Lebenslänglich für ehemalige Militärs der Fallschirm-Panzer-Division „Hermann Göring“
Ehemalige Militärs der Fallschirm-Panzer-Division „Hermann Göring“ sind am 06. Juli 2011 in Italien zu lebenslanger Haft verurteilt worden. Außerdem müssen sie die Kosten des Verfahrens tragen und hohe Entschädigungen an die Opfer zahlen. Die Bundesrepublik Deutschland wurde zur Gesamtschuldnerischen Haftung verurteilt.

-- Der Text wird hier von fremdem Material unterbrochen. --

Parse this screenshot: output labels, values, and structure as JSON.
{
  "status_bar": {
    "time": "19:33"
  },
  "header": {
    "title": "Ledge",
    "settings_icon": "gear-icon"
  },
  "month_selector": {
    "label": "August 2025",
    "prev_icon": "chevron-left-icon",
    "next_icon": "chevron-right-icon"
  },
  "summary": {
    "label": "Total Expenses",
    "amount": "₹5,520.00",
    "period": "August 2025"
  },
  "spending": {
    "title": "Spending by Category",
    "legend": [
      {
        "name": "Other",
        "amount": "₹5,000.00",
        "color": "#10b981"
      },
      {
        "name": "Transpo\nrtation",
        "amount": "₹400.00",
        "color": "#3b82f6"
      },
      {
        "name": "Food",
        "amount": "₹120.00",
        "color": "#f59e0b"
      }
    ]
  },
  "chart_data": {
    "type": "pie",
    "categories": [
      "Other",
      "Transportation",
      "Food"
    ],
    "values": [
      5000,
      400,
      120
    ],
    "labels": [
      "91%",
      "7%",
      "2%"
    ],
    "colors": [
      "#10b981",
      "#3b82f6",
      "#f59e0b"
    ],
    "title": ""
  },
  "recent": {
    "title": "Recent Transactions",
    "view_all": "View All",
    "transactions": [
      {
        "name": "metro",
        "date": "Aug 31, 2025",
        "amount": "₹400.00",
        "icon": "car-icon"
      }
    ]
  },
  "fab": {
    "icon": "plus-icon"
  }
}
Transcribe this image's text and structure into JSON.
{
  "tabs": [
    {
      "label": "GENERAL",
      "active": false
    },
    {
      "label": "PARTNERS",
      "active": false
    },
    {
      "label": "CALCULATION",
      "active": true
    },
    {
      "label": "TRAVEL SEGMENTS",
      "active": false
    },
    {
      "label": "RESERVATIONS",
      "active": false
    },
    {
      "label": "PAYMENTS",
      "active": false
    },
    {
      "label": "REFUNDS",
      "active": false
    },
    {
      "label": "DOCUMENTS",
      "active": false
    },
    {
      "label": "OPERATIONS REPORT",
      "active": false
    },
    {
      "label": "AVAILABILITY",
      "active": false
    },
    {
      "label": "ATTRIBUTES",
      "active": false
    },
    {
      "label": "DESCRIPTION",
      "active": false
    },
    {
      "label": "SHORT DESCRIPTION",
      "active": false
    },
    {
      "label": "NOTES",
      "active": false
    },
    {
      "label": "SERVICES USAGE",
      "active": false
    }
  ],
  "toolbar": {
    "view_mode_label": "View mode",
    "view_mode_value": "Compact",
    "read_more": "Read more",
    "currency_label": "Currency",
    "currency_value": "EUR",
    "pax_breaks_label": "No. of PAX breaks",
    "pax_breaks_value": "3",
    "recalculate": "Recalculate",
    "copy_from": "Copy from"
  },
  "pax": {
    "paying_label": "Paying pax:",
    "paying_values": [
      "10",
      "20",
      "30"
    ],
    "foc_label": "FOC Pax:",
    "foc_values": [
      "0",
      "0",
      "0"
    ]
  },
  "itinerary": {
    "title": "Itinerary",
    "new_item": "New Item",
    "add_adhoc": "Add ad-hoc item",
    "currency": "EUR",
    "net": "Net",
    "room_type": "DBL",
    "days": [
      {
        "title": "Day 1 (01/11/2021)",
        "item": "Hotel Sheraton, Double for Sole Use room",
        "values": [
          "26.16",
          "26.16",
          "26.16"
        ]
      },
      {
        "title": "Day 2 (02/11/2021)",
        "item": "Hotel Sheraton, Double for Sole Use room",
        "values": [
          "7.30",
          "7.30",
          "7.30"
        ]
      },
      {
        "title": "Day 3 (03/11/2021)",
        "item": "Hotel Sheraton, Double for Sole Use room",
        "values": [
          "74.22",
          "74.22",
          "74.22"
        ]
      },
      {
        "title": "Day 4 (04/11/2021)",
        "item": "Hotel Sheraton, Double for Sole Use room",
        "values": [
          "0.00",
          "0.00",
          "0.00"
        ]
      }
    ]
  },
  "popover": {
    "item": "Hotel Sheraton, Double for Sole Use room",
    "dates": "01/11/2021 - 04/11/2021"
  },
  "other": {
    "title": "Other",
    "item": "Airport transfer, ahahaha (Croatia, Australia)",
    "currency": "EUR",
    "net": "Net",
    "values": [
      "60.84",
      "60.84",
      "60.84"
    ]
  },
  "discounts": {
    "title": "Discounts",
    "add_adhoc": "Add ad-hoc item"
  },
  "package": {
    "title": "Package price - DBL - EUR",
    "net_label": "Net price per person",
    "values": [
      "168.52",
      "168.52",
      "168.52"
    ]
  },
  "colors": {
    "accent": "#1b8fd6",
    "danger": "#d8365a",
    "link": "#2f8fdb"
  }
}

Das Gericht sieht es als erwiesen an, dass die Verurteilten an Massakern von Einheiten der Fallschirm-Panzer-Division „Hermann-Göring“ in der Emilia-Romagna und der Toscana beteiligt waren und des gemeinschaftlich begangenen, mehrfachen, schweren Mordes schuldig sind. Verurteilt wurden: Hans Georg Karl Winkler (für die Massaker am Monte Falterona und in Mommio), Fritz Olberg (inzwischen verstorben), Wilhelm Karl Stark (für die Massaker in Cervarolo, Mommio und am Monte Falterona), Ferdinand Osterhaus (für die Massaker in Monchio, Susano und Costrignano und Mommio), Helmut Odenwald (für die Massaker in Monchio, Susano und Costrignano, am Monte Morello und am Monte Falterona), Alfred Lühmann (für die Massaker in Monchio, Susano und Costrignano und am Monte Falterona), Erich Koeppe (für die Massaker am Monte Morello und am Monte Falterona). Bei diesen Massakern wurde etwa 400 Zivilisten ermordet: Kinder, Alte, Frauen, Männer, unterschiedslos und oft auf grausame Art und Weise.
Der Prozess begann am 11. November 2009 vor dem Militärgericht in Verona. Zunächst gegen 6 Angeklagte, am 04. März 2010 wurde er um weitere 6 Angeklagte erweitert. Die Täter gehörten überwiegend der Fallschirm-Panzer-Aufklärungsabteilung der Fallschirm-Panzer-Division „Hermann Göring“ an. Drei Angeklagte verstarben im Verlauf des Prozesses. Zwei Angeklagte wurden freigesprochen.
Für die Überlebenden und die Familienangehörigen der Opfer ist dieser Prozess, der erst mehr als 66 Jahre nach den schrecklichen Ereignissen stattfand, die längst fällige öffentliche Auseinandersetzung der Gesellschaft mit einer Geschichte, die von der Allgemeinheit verdrängt und vergessen worden war, die ihr persönliches Schicksal aber ein Leben lang wesentlich geprägt hat.
Die Ereignisse des Tages, an dem ihre unschuldigen Angehörigen von einer gnaden- und skrupellosen Soldateska ermordet, die Frauen vergewaltigt, ihre Häuser und Ställe niedergebrannt und das wenige was sie besaßen geplündert wurde, hat sich für immer in ihre Herzen und Köpfe gebrannt.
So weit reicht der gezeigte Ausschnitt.